Shipeng He  1 Guoqiang Dong  2 Zhibin Wang  2 Wei Chen  2 Yahui Huang  2 Zhengang Li  2 Yan Jiang  2 Na Liu  2 Jianzhong Yao  2 Zhenyuan Miao  2 Wannian Zhang  2 Chunquan Sheng  3
Affiliations
  • 1. School of Pharmacy, Fujian University of Traditional Chinese Medicine , 1 Qiuyang Road, Fuzhou, Fujian 350122, P. R. China.

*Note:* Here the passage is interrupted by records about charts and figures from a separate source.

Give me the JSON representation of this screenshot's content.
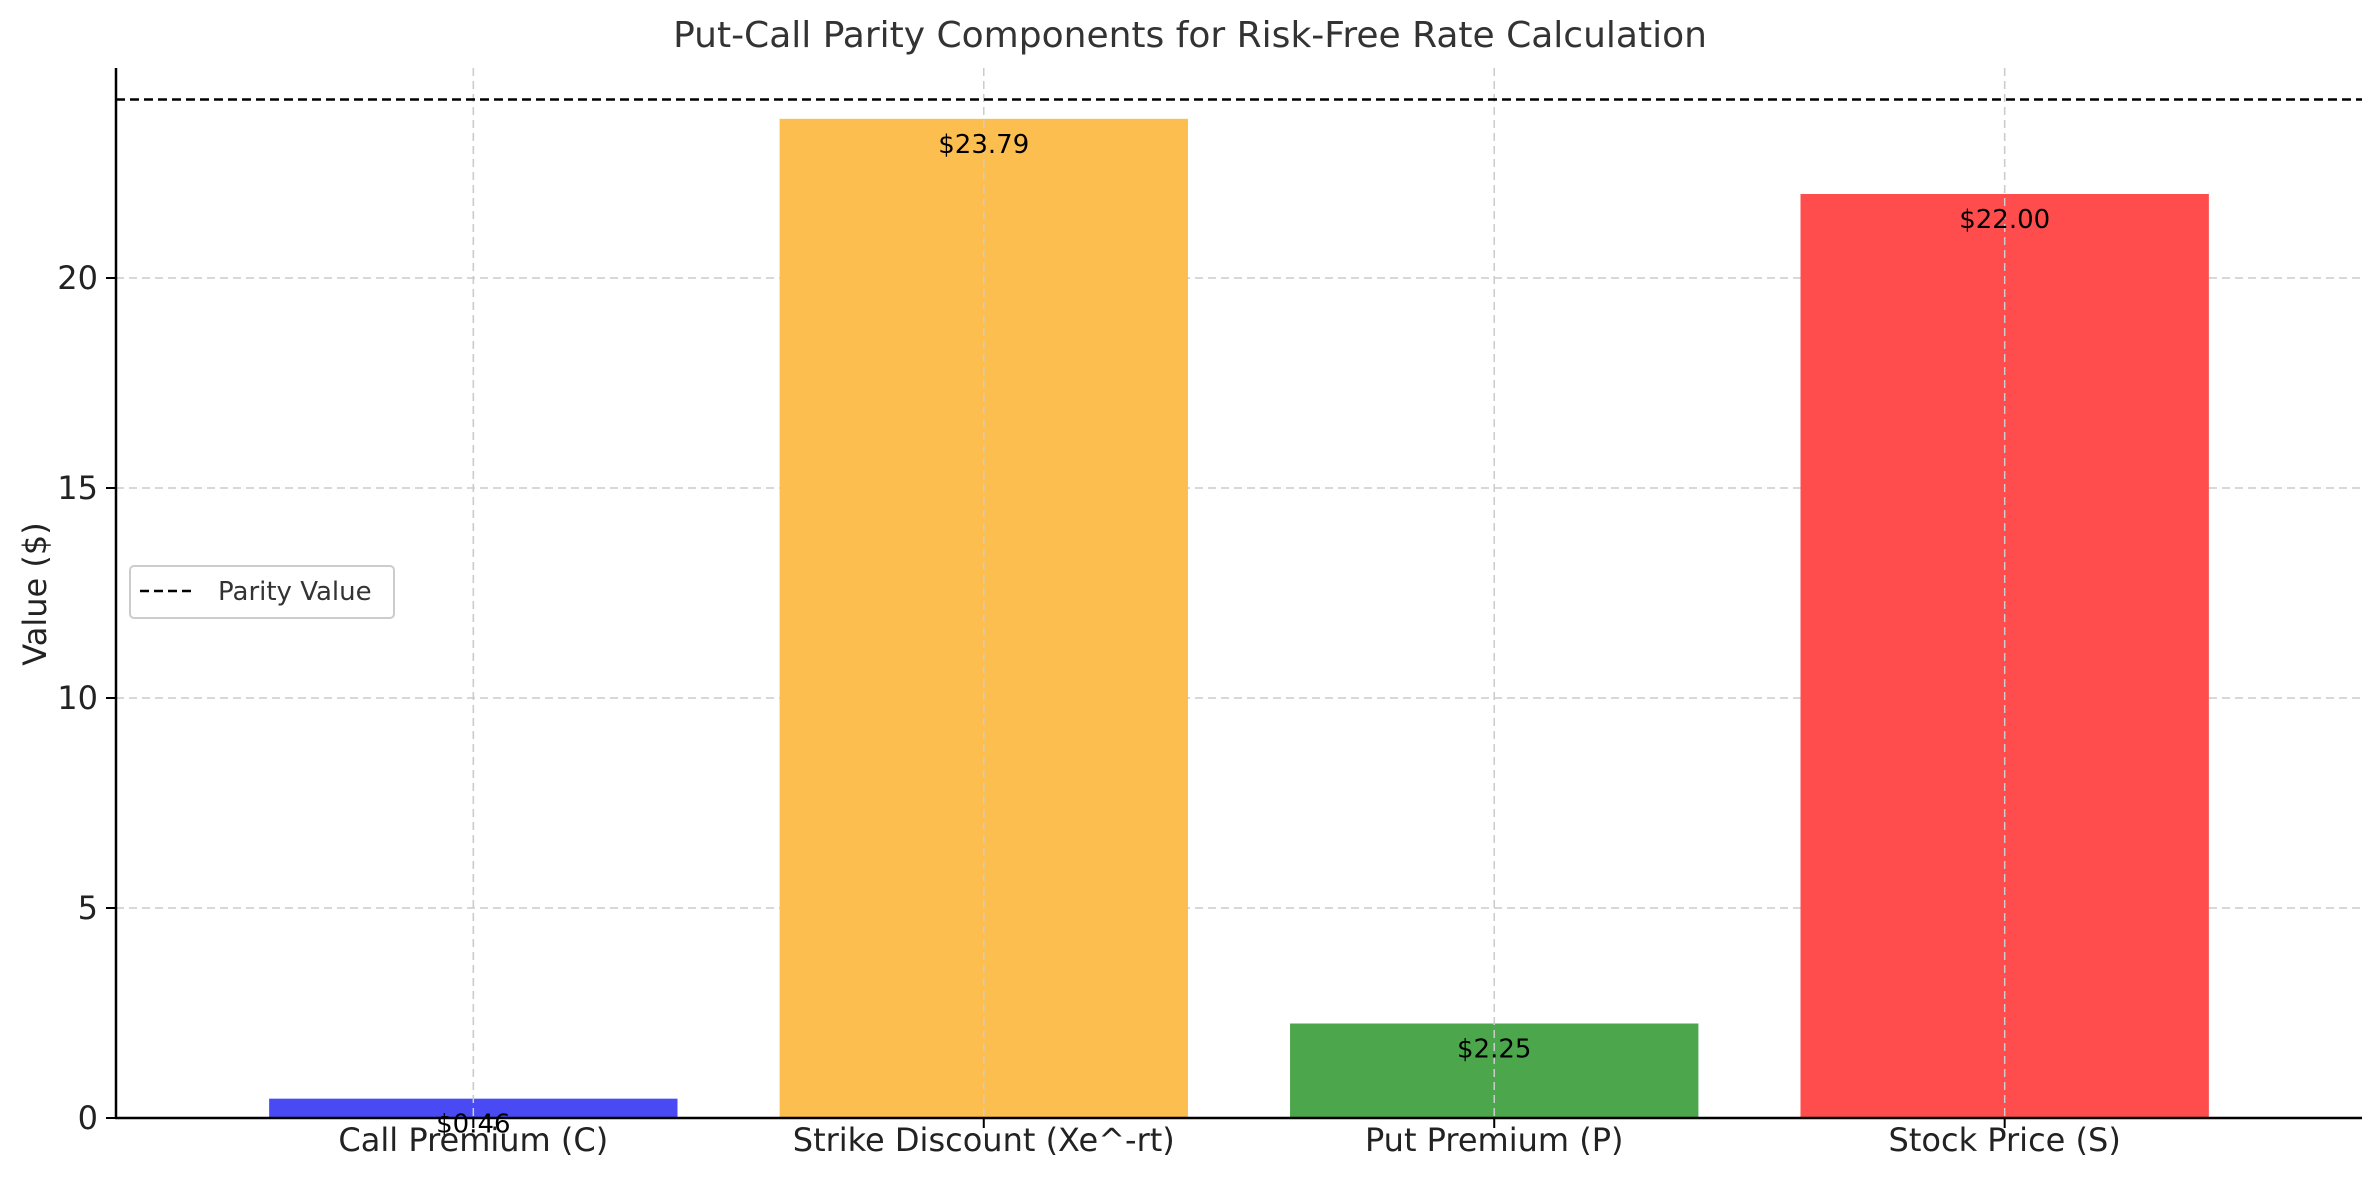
{
  "chart_data": {
    "type": "bar",
    "title": "Put-Call Parity Components for Risk-Free Rate Calculation",
    "xlabel": "",
    "ylabel": "Value ($)",
    "categories": [
      "Call Premium (C)",
      "Strike Discount (Xe^-rt)",
      "Put Premium (P)",
      "Stock Price (S)"
    ],
    "values": [
      0.46,
      23.79,
      2.25,
      22.0
    ],
    "value_labels": [
      "$0.46",
      "$23.79",
      "$2.25",
      "$22.00"
    ],
    "colors": [
      "#4a4af4",
      "#fdbe50",
      "#4ca64c",
      "#ff4c4c"
    ],
    "ylim": [
      0,
      25
    ],
    "yticks": [
      0,
      5,
      10,
      15,
      20
    ],
    "ytick_labels": [
      "0",
      "5",
      "10",
      "15",
      "20"
    ],
    "grid": true,
    "reference_line": {
      "name": "Parity Value",
      "value": 24.25,
      "style": "dashed",
      "color": "#000000"
    },
    "legend": {
      "placement": "center-left",
      "entries": [
        "Parity Value"
      ]
    }
  }
}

  • 2. School of Pharmacy, Second Military Medical University , 325 Guohe Road, Shanghai 200433, P. R. China.
  • 3. School of Pharmacy, Fujian University of Traditional Chinese Medicine , 1 Qiuyang Road, Fuzhou, Fujian 350122, P. R. China ; School of Pharmacy, Second Military Medical University , 325 Guohe Road, Shanghai 200433, P. R. China.
Abstract

Designing multitarget drugs remains a significant challenge in current antitumor drug discovery. Because of the synergistic effect between Topoisomerase and HDAC inhibitors, the present study reported the first-in-class triple inhibitors of Topoisomerase I/II and HDAC. On the basis of 3-amino-10-hydroxylevodiamine and SAHA, a series of hybrid molecules was successfully designed and synthesized. In particular, compound 8c was proven to be a potent inhibitor of Topoisomerase I/II and HDAC with good antiproliferative and apoptotic activities. This proof-of-concept study also validated the effectiveness of discovering triple Topoisomerase I/II and HDAC inhibitors as novel antitumor agents.

Keywords
Evodiamine derivatives; antiproliferative activity; histone deacetylase; topoisomerase I; topoisomerase II.